When evaluating new testing data, or comparing two datasets, we often want to have a quantitative way of comparing and evaluating shifts in covariates. HP divergence is a nonparametric divergence metric which gives the distance between two datasets. A divergence of 0 means that the two datasets are approximately identically distributed. A divergence of 1 means the two datasets are completely separable.

When to use#

The Divergence class should be used when you would like to know how far two datasets are diverged for one another. For example, if you would like to measure operational drift.

What you will need#

A set of image embeddings for each dataset (usually obtained with an AutoEncoder)

Setting up#

Let’s import the required libraries needed to set up a minimal working example

from dataeval.metrics.estimators import divergence
from dataeval.utils.torch.datasets import MNIST

Loading in data#

Let’s start by loading in tensorflow’s MNIST dataset, then we will examine it.

# Load in the training mnist dataset and use the first 4000
train_ds = MNIST(root="./data/", train=True, download=True, size=4000, flatten=True)

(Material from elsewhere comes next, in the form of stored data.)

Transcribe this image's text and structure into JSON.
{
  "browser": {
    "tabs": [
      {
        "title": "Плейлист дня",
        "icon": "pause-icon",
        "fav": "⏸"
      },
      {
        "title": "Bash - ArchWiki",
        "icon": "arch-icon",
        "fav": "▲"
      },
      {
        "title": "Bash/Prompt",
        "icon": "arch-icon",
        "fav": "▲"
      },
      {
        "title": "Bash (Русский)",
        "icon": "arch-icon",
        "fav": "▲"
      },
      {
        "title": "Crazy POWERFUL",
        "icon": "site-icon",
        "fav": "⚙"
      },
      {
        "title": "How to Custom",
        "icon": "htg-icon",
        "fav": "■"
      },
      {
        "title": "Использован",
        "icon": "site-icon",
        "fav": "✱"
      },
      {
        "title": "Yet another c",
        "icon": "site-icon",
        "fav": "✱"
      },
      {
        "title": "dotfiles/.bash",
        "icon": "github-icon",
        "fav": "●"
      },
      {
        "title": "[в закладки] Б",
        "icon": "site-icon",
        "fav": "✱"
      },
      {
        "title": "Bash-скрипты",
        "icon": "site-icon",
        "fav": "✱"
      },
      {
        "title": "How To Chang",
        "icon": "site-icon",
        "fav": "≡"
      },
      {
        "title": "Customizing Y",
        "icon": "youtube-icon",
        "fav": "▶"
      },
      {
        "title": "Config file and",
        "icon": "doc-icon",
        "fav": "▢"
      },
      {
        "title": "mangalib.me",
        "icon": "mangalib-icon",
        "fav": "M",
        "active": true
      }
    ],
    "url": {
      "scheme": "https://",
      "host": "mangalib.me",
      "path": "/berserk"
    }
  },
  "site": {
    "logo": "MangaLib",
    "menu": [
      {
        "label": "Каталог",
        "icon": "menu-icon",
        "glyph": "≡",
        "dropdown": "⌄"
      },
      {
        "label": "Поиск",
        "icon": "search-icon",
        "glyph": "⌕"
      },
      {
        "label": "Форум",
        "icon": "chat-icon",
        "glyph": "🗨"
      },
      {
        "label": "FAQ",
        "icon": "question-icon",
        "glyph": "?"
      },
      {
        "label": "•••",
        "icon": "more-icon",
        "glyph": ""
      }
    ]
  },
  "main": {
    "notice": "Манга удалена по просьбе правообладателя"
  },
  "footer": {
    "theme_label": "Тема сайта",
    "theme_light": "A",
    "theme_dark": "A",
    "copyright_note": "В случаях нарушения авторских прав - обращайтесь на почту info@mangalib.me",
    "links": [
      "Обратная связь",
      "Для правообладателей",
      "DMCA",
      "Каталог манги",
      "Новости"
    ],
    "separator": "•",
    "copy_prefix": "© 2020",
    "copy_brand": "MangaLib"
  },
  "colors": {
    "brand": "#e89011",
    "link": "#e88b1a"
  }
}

# Split out the images and labels
images, labels = train_ds.data, train_ds.targets

Files already downloaded and verified

print("Number of samples: ", len(images))
print("Image shape:", images[0].shape)

Number of samples:  4000
Image shape: (784,)

Calculate initial divergence#

Let’s calculate the divergence between the first 2000 images and the second 2000 images from this sample.

data_a = images[0:2000]
data_b = images[2000:]

div = divergence(data_a, data_b)
print(div)

DivergenceOutput: {'divergence': 0.0, 'errors': np.int64(2026)}

We estimate that the divergence between these (identically distributed) images sets is at or close to 0.

Loading in corrupted data#

Now let’s load in a corrupted mnist dataset.

corruption = MNIST(root="./data", train=True, download=False, size=2000, flatten=True, corruption="translate")
corrupted_images = corruption.data

Files already downloaded and verified

print("Number of corrupted samples: ", len(corrupted_images))
print("Corrupted image shape:", corrupted_images[0].shape)

Number of corrupted samples:  2000
Corrupted image shape: (784,)

Calculate corrupted divergence#

Now lets calculate the Divergence between this corrupted dataset and the original images

div = divergence(data_a, corrupted_images)
print(div)

DivergenceOutput: {'divergence': np.float64(0.97), 'errors': np.int64(60)}

We conclude that the translated MNIST images are significantly different from the original images.